10.4.16

Laissons-nous restaurer par le Christ

Méditation  pour le 3ème dimanche de Pâques C

Il y a des questions qui écrasent et d’autres qui libèrent.

Des questions qui font plier le genou et courber l’échine et d’autres qui, comme des braises dans la nuit, viennent soudain nous réchauffer le cœur et nous remettre debout.

Le Christ ressuscité qui, au petit matin, apparaît à ses disciples sur les rives du lac de Tibériade est porteur d’une de ces interrogations redoutables, une de ces questions de feu :

« Simon, Fils de Jean, m’aimes-tu ? »

Cette question, Simon Pierre commence par la recevoir comme une gigantesque gifle, un grand coup de point dans l’estomac.

Lui, le proche parmi les proches, l’ami des premières heures, sait bien qu’il est devenu en quelques minutes de faiblesse, un renégat, un infidèle, un lâche littéralement bouffé par la trouille…

Trois fois ! Trois fois, il a laissé tomber son Maître ; trois fois, en ce vendredi funeste, il s’est défilé, débiné, carapaté, affirmant qu’il ne connaissait pas cet homme ; trois fois, il a piteusement menti pour sauver sa peau, sa pauvre peau de pécheur, cette vie qui, aujourd’hui, ressemble à ce filet de pêche désespérément vide !

Après avoir, tant de fois, prêché brillamment l’amour, le don de soi, la conversion, il est, au moment décisif, lui aussi retombé dans le bourbier d’une humanité trop humaine, trop étriquée, trop peureuse…

Et Jésus, par trois fois, insiste et repose la même lancinante question : « Simon, fils de Jean, m’aimes-tu ? »

Interrogation assassine ?
Verdict sans appel ?
Condamnation sans retour ? 
Manière de bien lui maintenir la tête sous l’eau de la culpabilité ou, au contraire, main tendue à un homme qui se noie ?
Lueur de l’aube sur la barque d’une vie qui tangue dangereusement dans la nuit ?

Peu à peu, alors que le jour se lève sur les rives du lac, Pierre comprend que la triple question de Jésus, bien loin de le condamner, vient au contraire laver et pardonner son triple reniement. Briser le venin  de la culpabilité.

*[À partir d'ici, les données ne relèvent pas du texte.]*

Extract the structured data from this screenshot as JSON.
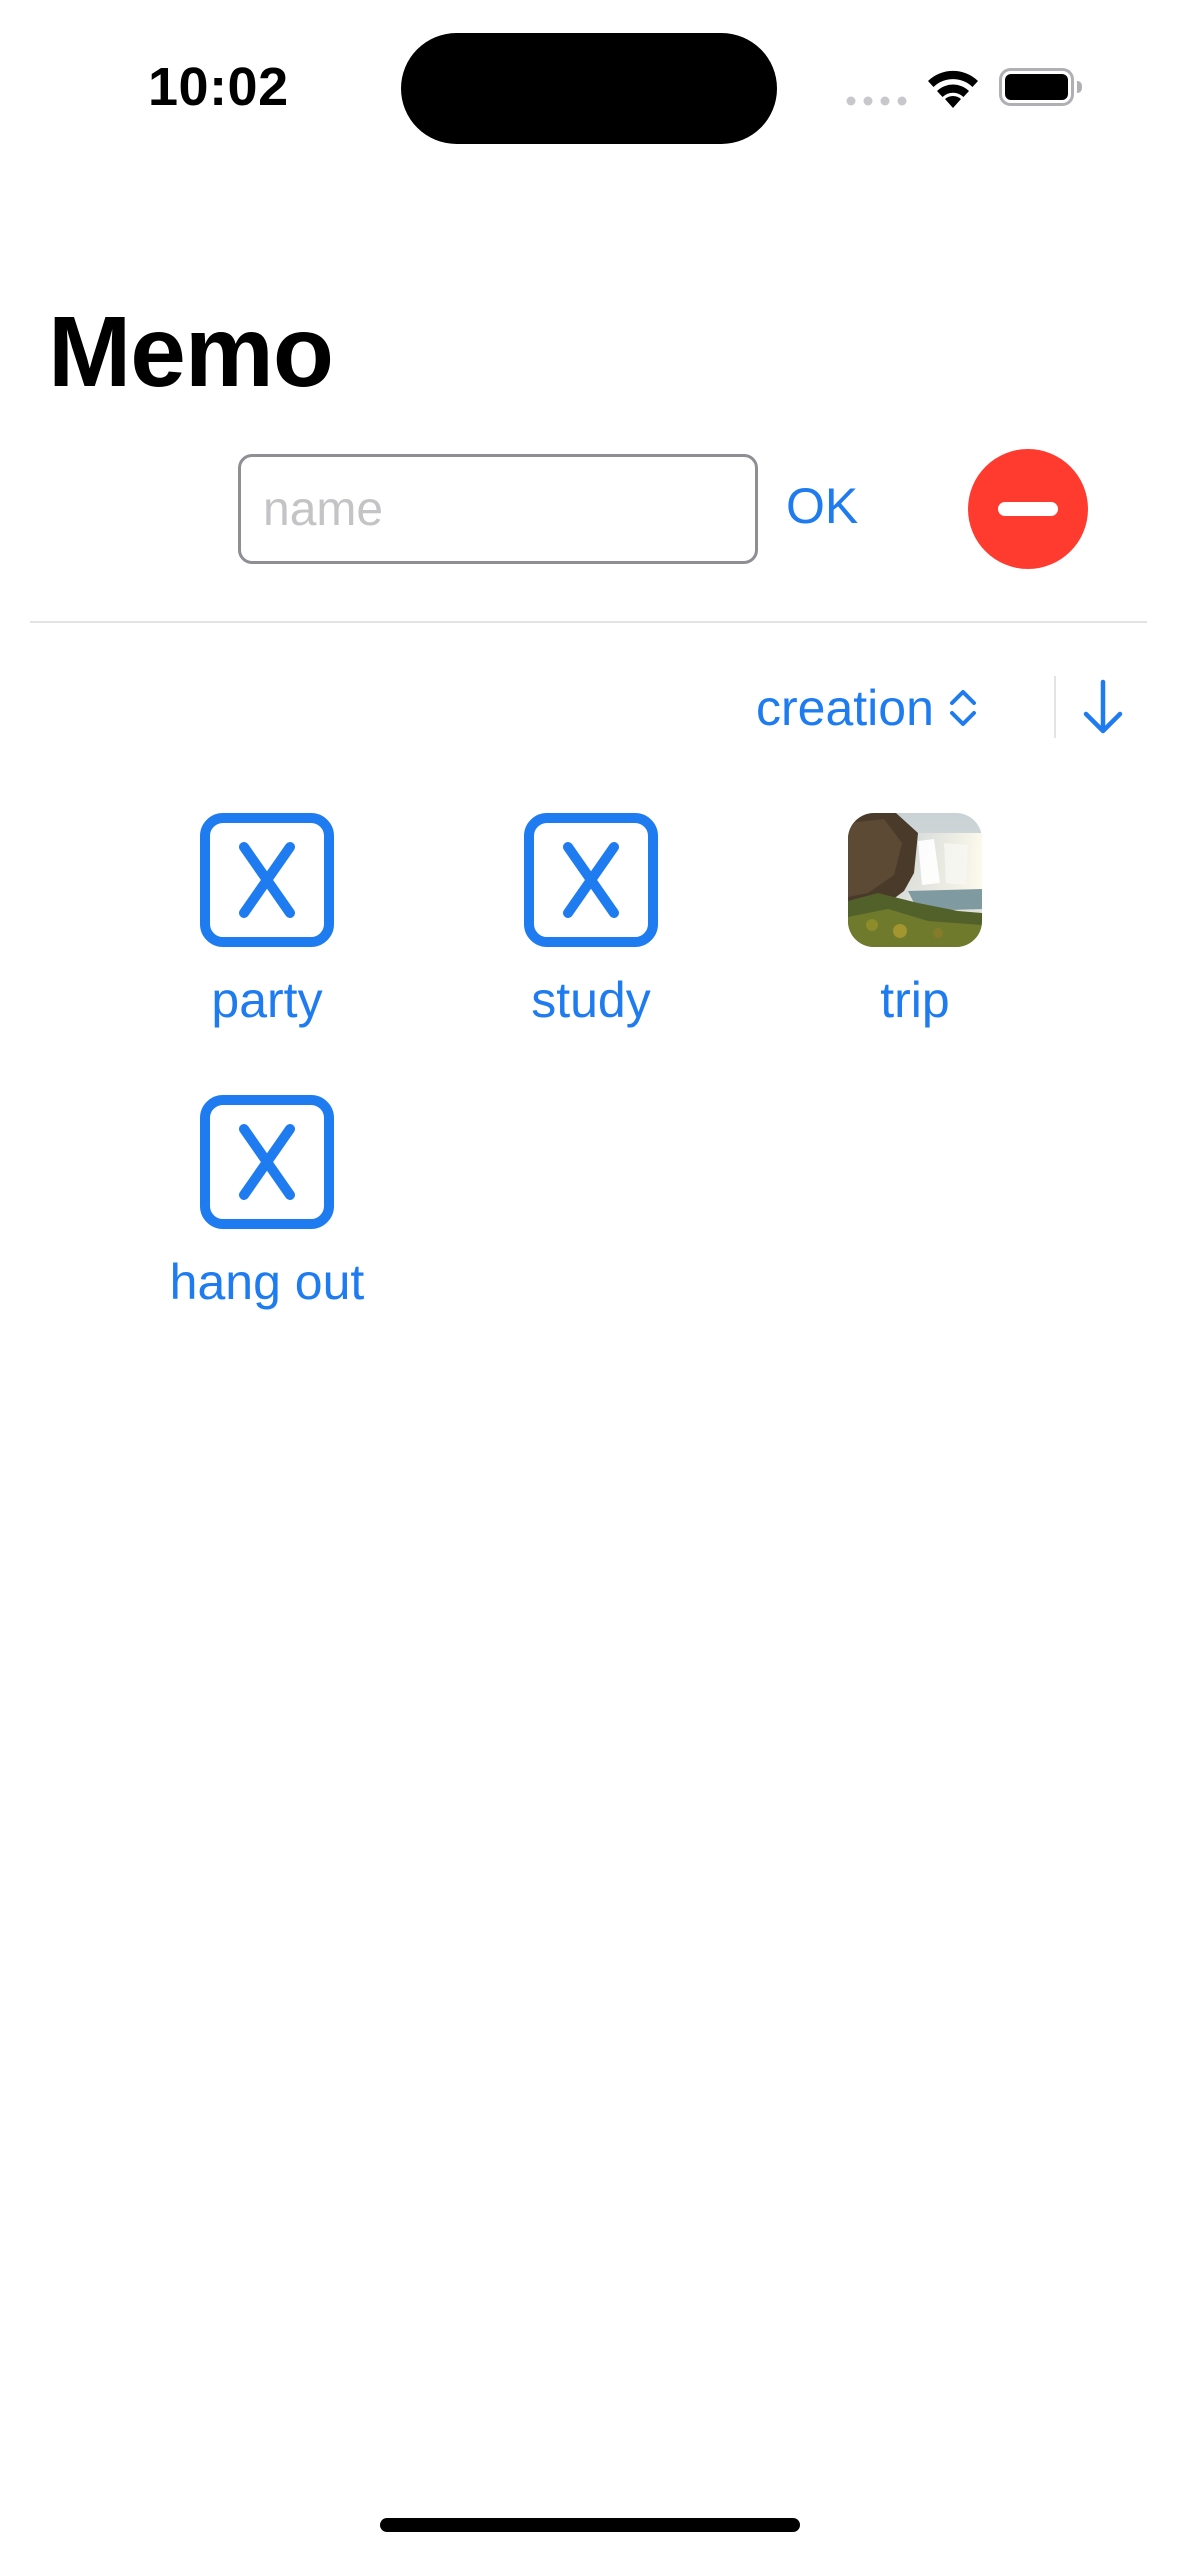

En mangeant le pain et les poissons préparés par Jésus, Pierre se restaure, dans tous les sens du terme : il se nourrit et se remet debout.

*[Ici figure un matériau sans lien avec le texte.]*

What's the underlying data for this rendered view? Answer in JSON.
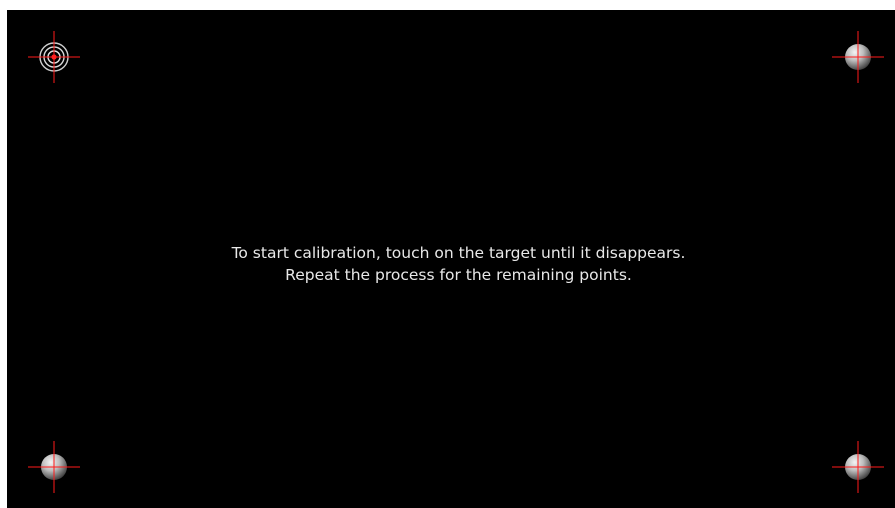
{
  "screen": {
    "background_color": "#000000"
  },
  "instructions": {
    "line1": "To start calibration, touch on the target until it disappears.",
    "line2": "Repeat the process for the remaining points."
  },
  "targets": [
    {
      "position": "top-left",
      "state": "active",
      "icon": "active-target-icon"
    },
    {
      "position": "top-right",
      "state": "pending",
      "icon": "gray-sphere-target-icon"
    },
    {
      "position": "bottom-left",
      "state": "pending",
      "icon": "gray-sphere-target-icon"
    },
    {
      "position": "bottom-right",
      "state": "pending",
      "icon": "gray-sphere-target-icon"
    }
  ],
  "colors": {
    "crosshair": "#ff1a1a",
    "active_center": "#ff2020",
    "sphere_light": "#f2f2f2",
    "sphere_dark": "#3a3a3a"
  }
}
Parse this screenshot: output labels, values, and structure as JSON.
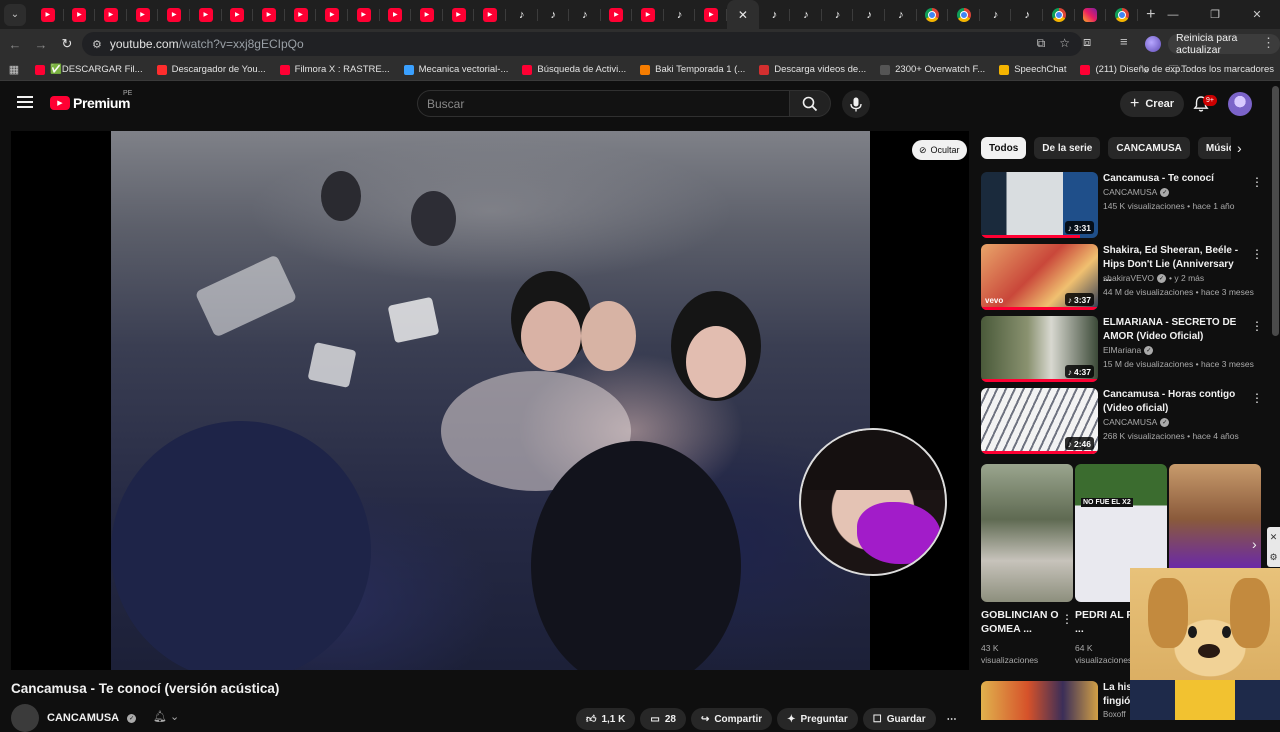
{
  "browser": {
    "tabs": [
      {
        "icon": "youtube"
      },
      {
        "icon": "youtube"
      },
      {
        "icon": "youtube"
      },
      {
        "icon": "youtube"
      },
      {
        "icon": "youtube"
      },
      {
        "icon": "youtube"
      },
      {
        "icon": "youtube"
      },
      {
        "icon": "youtube"
      },
      {
        "icon": "youtube"
      },
      {
        "icon": "youtube"
      },
      {
        "icon": "youtube"
      },
      {
        "icon": "youtube"
      },
      {
        "icon": "youtube"
      },
      {
        "icon": "youtube"
      },
      {
        "icon": "youtube"
      },
      {
        "icon": "tiktok"
      },
      {
        "icon": "tiktok"
      },
      {
        "icon": "tiktok"
      },
      {
        "icon": "youtube"
      },
      {
        "icon": "youtube"
      },
      {
        "icon": "tiktok"
      },
      {
        "icon": "youtube"
      },
      {
        "icon": "close",
        "active": true
      },
      {
        "icon": "tiktok"
      },
      {
        "icon": "tiktok"
      },
      {
        "icon": "tiktok"
      },
      {
        "icon": "tiktok"
      },
      {
        "icon": "tiktok"
      },
      {
        "icon": "chrome"
      },
      {
        "icon": "chrome"
      },
      {
        "icon": "tiktok"
      },
      {
        "icon": "tiktok"
      },
      {
        "icon": "chrome"
      },
      {
        "icon": "instagram"
      },
      {
        "icon": "chrome"
      }
    ],
    "url_host": "youtube.com",
    "url_path": "/watch?v=xxj8gECIpQo",
    "restart_label": "Reinicia para actualizar",
    "bookmarks": [
      {
        "label": "✅DESCARGAR Fil...",
        "color": "#ff0033"
      },
      {
        "label": "Descargador de You...",
        "color": "#ff2d2d"
      },
      {
        "label": "Filmora X : RASTRE...",
        "color": "#ff0033"
      },
      {
        "label": "Mecanica vectorial-...",
        "color": "#3aa0ff"
      },
      {
        "label": "Búsqueda de Activi...",
        "color": "#ff0033"
      },
      {
        "label": "Baki Temporada 1 (...",
        "color": "#f57c00"
      },
      {
        "label": "Descarga videos de...",
        "color": "#d32f2f"
      },
      {
        "label": "2300+ Overwatch F...",
        "color": "#555555"
      },
      {
        "label": "SpeechChat",
        "color": "#f4b400"
      },
      {
        "label": "(211) Diseño de exp...",
        "color": "#ff0033"
      }
    ],
    "all_bookmarks_label": "Todos los marcadores"
  },
  "masthead": {
    "logo_text": "Premium",
    "country_code": "PE",
    "search_placeholder": "Buscar",
    "create_label": "Crear",
    "notifications_badge": "9+"
  },
  "player": {
    "hide_label": "Ocultar"
  },
  "video": {
    "title": "Cancamusa - Te conocí (versión acústica)",
    "channel": "CANCAMUSA",
    "likes": "1,1 K",
    "comments": "28",
    "share_label": "Compartir",
    "ask_label": "Preguntar",
    "save_label": "Guardar"
  },
  "sidebar": {
    "chips": [
      "Todos",
      "De la serie",
      "CANCAMUSA",
      "Música"
    ],
    "recommendations": [
      {
        "title_1": "Cancamusa - Te conocí",
        "title_2": "",
        "channel": "CANCAMUSA",
        "meta": "145 K visualizaciones • hace 1 año",
        "duration": "3:31",
        "progress": 0.85
      },
      {
        "title_1": "Shakira, Ed Sheeran, Beéle -",
        "title_2": "Hips Don't Lie (Anniversary ...",
        "channel": "shakiraVEVO",
        "channel_suffix": "• y 2 más",
        "meta": "44 M de visualizaciones • hace 3 meses",
        "duration": "3:37",
        "progress": 1.0,
        "vevo": "vevo"
      },
      {
        "title_1": "ELMARIANA - SECRETO DE",
        "title_2": "AMOR (Video Oficial)",
        "channel": "ElMariana",
        "meta": "15 M de visualizaciones • hace 3 meses",
        "duration": "4:37",
        "progress": 1.0
      },
      {
        "title_1": "Cancamusa - Horas contigo",
        "title_2": "(Video oficial)",
        "channel": "CANCAMUSA",
        "meta": "268 K visualizaciones • hace 4 años",
        "duration": "2:46",
        "progress": 1.0
      }
    ],
    "shorts": [
      {
        "title": "GOBLINCIAN O GOMEA ...",
        "views": "43 K",
        "views_label": "visualizaciones",
        "thumb_text": ""
      },
      {
        "title": "PEDRI AL REAL ...",
        "views": "64 K",
        "views_label": "visualizaciones",
        "thumb_text": "NO FUE EL X2"
      },
      {
        "title": "",
        "views": "",
        "views_label": "",
        "thumb_text": ""
      }
    ],
    "last": {
      "title_1": "La his",
      "title_2": "fingió",
      "meta": "Boxoff"
    }
  }
}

Voici, donné en quelques gestes, le sens de toute eucharistie, restauration pleine et entière du corps et du cœur.

Et soudain, le reniement de Pierre, sa trahison, deviennent pour les disciples, pour tous les croyants, pour nous toutes et nous tous aujourd’hui, paradoxalement comme une porte qui s’entrebâille, une pierre qu’on roule pour ouvrir un tombeau…

Car, comme Pierre, nous sommes, nous aussi,  si souvent des renégats !

La vérité, la terrible vérité, c’est, en effet, que la plupart du temps, à la question de Jésus, nous répondons, par nos silences, notre mutisme, nos aveuglements, notre narcissisme : « Non, Seigneur, je ne t’aime pas ! » 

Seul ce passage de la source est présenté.